Naja, nicht ganz: Rachel und Luka gehören der Upper Class New Yorks an. Dem Geldadel Manhattans, wie man ihn aus Hollywood-Blockbustern kennt. Man hat sie oft genug gesehen, kennt entsprechend die Zutaten, die in solch einem Setting zum Betrug am Ehepartner gehören: Die Flasche Wein inklusive passender Gläser im Hotelzimmer. Die edlen Dessous und die Kippe danach. Und das Märchenschloss, in das der reumütige, vollendet in Hemd und Krawatte gekleidete Ehebrecher mit Blumen bewaffnet zurückkehrt. ›Sex And The City‹ lässt grüßen.
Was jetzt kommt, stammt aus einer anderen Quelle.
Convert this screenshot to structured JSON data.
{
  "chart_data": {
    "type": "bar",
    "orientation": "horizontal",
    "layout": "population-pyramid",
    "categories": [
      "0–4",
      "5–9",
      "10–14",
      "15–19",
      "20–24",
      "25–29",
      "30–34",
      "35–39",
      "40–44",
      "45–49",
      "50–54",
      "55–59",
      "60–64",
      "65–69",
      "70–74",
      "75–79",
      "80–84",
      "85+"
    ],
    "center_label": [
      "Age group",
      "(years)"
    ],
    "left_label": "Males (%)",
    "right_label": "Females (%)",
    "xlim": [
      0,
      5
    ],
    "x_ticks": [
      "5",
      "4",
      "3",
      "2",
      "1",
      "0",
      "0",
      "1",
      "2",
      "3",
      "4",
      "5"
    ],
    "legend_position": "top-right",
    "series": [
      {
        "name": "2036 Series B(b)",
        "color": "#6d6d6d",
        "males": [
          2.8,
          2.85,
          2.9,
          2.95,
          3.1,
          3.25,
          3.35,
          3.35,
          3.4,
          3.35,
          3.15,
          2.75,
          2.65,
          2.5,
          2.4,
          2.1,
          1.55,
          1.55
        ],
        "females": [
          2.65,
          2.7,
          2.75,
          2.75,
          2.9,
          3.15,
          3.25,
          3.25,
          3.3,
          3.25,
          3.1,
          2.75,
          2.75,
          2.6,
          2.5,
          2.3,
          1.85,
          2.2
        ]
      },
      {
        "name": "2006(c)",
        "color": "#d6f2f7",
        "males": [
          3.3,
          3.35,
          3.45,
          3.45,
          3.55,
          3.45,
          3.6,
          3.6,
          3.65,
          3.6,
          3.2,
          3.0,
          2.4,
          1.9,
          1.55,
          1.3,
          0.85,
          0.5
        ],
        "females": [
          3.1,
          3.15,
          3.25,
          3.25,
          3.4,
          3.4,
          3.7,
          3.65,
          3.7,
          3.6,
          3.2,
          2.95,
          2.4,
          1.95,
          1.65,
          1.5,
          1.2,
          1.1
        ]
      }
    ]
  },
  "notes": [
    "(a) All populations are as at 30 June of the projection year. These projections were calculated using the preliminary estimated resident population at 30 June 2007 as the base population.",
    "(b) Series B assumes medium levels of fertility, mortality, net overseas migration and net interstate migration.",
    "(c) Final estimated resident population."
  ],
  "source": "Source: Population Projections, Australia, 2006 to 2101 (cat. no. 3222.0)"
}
Champagner und zerwühlte Laken

Abb: Splitter
Abb: Splitter
›In Bed‹ ist in vieler Hinsicht abgedroschen wie ein Groschenroman. Entsprechend kennt man gewisse Erzählmomente allzu gut. Den etwa, als der fremdvögelnde Luka statt des Namens seiner Geliebten den seiner Ehefrau lustvoll hinausstöhnt. Doch auch, wenn Kulissen und Personeninventar dem entsprechen, was man viel zu oft in vorabendlichen TV-Produktionen erlebt: Narrative Qualitäten hat ›In Bed‹ durchaus. Diese sind allerdings eher in den Dialogen zu finden. Und in der Art und Weise, wie er Emotionen greifbar macht. Außerdem spricht für den Comic, dass er dem Thema Seitensprung keineswegs einseitig begegnet. It takes two to tango, schon klar. Zu einem Pendant zu ›Der letzte Tango in Paris‹ macht das den Band aber nicht.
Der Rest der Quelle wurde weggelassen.